Re: [css3-fonts] Error handling of unicode-range from John Daggett on 2013-05-23 (www-style@w3.org from May 2013)

From: John Daggett <jdaggett@mozilla.com>
Date: Wed, 22 May 2013 20:41:33 -0700 (PDT)
To: www-style <www-style@w3.org>
Message-ID: <211449704.17297296.1369280493906.JavaMail.root@mozilla.com>

Simon Sapin wrote:

> I like the general direction of today’s edits on unicode-range, but I’m 
> still a bit confused by this paragraph:
> 
> > For interval ranges, the start and end codepoints must be valid
> > Unicode values and the end codepoint must be greater than or equal
> > to the start codepoint. Wildcard ranges specified with ‘?’ that
> > lack an initial digit (e.g. "U+???") are valid and treated as if
> > there was a single 0 before the question marks (thus, "U+???" =
> > "U+0???" = "U+0000-0FFF"). "U+??????" is not a syntax error, even
> > though "U+0??????" would be.

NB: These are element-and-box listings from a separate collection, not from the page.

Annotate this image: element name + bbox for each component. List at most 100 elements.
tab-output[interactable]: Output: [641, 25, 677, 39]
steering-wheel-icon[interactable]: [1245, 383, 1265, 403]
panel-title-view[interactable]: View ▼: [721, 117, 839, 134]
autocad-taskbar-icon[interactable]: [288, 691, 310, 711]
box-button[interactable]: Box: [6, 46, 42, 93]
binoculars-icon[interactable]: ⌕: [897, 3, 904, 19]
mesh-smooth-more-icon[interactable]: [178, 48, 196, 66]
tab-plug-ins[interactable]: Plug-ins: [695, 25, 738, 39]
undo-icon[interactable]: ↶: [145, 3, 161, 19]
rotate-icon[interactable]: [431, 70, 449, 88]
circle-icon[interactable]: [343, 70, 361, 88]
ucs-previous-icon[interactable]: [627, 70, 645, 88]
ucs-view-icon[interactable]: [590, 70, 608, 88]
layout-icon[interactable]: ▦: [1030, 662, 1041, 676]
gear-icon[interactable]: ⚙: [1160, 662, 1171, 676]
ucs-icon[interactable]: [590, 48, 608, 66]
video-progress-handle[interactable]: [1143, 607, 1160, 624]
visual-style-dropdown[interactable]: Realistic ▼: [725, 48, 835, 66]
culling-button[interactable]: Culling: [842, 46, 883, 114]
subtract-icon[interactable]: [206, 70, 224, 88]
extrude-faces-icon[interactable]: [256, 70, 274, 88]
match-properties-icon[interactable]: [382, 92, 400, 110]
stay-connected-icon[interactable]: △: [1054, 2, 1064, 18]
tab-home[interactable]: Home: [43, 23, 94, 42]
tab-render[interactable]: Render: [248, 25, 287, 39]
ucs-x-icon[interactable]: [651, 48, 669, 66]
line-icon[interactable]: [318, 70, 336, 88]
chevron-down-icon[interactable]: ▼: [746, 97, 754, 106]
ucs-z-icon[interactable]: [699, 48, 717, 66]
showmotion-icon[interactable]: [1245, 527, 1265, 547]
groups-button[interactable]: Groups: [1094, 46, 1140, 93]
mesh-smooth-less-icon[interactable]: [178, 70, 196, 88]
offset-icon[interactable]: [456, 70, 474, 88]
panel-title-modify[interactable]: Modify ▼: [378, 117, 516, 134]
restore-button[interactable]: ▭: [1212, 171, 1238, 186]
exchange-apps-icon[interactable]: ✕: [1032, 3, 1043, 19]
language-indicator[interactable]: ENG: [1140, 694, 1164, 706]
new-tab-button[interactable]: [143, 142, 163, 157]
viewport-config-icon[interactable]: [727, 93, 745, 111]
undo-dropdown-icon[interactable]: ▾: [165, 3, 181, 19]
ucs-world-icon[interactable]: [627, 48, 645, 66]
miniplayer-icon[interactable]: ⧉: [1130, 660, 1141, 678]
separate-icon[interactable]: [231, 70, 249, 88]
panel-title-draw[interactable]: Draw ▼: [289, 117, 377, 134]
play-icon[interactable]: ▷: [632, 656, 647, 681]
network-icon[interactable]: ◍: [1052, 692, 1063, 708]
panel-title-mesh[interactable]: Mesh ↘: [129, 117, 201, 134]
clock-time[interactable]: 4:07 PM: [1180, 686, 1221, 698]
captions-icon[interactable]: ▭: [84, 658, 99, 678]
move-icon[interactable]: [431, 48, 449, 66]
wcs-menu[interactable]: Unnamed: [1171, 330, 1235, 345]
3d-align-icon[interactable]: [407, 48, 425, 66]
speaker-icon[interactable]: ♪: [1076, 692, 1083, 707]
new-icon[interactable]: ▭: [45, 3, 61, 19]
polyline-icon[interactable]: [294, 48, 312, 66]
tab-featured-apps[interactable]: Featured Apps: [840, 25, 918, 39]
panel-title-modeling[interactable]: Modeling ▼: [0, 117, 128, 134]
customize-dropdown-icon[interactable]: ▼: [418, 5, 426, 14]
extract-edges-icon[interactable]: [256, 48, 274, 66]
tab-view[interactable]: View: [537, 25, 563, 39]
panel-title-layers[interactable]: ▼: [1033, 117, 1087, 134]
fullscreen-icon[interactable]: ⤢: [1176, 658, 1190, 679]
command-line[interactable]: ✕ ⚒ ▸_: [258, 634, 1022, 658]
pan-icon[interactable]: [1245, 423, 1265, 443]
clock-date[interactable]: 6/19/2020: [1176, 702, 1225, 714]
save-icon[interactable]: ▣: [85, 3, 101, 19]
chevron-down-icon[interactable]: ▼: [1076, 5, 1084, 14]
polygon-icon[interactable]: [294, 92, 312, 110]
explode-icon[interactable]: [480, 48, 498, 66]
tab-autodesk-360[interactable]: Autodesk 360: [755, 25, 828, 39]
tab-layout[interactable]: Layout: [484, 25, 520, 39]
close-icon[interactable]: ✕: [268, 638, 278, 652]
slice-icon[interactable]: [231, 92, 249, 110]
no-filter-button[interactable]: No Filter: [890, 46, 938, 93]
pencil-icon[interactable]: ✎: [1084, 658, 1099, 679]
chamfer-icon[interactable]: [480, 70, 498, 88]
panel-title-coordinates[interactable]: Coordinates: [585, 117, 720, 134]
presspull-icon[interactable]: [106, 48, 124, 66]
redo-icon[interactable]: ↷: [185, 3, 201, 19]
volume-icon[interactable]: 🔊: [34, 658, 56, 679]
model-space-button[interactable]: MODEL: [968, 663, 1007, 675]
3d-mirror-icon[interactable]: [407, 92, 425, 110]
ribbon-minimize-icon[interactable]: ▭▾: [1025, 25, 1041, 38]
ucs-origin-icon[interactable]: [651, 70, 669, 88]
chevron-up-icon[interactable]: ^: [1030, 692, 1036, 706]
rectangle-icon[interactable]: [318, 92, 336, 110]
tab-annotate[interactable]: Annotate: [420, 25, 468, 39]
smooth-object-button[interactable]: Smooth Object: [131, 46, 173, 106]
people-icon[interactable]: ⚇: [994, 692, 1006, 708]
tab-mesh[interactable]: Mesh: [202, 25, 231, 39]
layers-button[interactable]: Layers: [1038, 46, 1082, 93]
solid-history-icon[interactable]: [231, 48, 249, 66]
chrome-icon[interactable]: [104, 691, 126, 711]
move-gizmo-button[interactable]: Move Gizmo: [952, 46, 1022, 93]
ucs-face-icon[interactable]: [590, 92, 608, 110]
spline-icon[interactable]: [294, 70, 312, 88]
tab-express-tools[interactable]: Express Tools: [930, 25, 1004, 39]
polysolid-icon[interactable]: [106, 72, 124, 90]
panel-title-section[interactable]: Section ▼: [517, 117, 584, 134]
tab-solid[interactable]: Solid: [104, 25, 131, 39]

Wildcard ranges that extend beyond
> > the end of valid codepoint values are clipped to the range of
> > valid codepoint values. Ranges that do not conform to these
> > restrictions are considered parse errors and the descriptor is
> > omitted.
> 
> In particular, it’s not clear what exactly is the error handling in 
> various cases. As I understand it, there are two possible ways to handle 
> some of the "bad" ranges, and "omitted" could mean either:
> 
> a. Drop the whole declaration. Other specs often say "invalid" for this, 
> sometimes referencing one of these:
> 
> http://www.w3.org/TR/CSS21/syndata.html#illegalvalues
> http://www.w3.org/TR/CSS21/conform.html#ignore
> 
> b. Consider that a given unicode-range token represents an empty range. 
> The overall value of the descriptor being the union of all ranges, the 
> empty range is neutral.
> 
> I think that changing the terminology to "invalid declaration" and 
> "empty range" would help.

I revised this again.  After thinking about it a bit more, I've simply
made it so that any range that is not equivalent to a single codepoint
or an ascending range of valid Unicode codepoints is not valid and the
entire declaration is ignored. By doing this we avoid having to worry
about how to serialize declarations that produce empty ranges of valid
Unicode codepoints (e.g. 'unicode-range: u+11????).

So a 'unicode-range' descriptor declaration will now define either a
non-empty set of valid Unicode codepoints or it will be invalid.

Regards,

John Daggett

Received on Thursday, 23 May 2013 03:42:01 UTC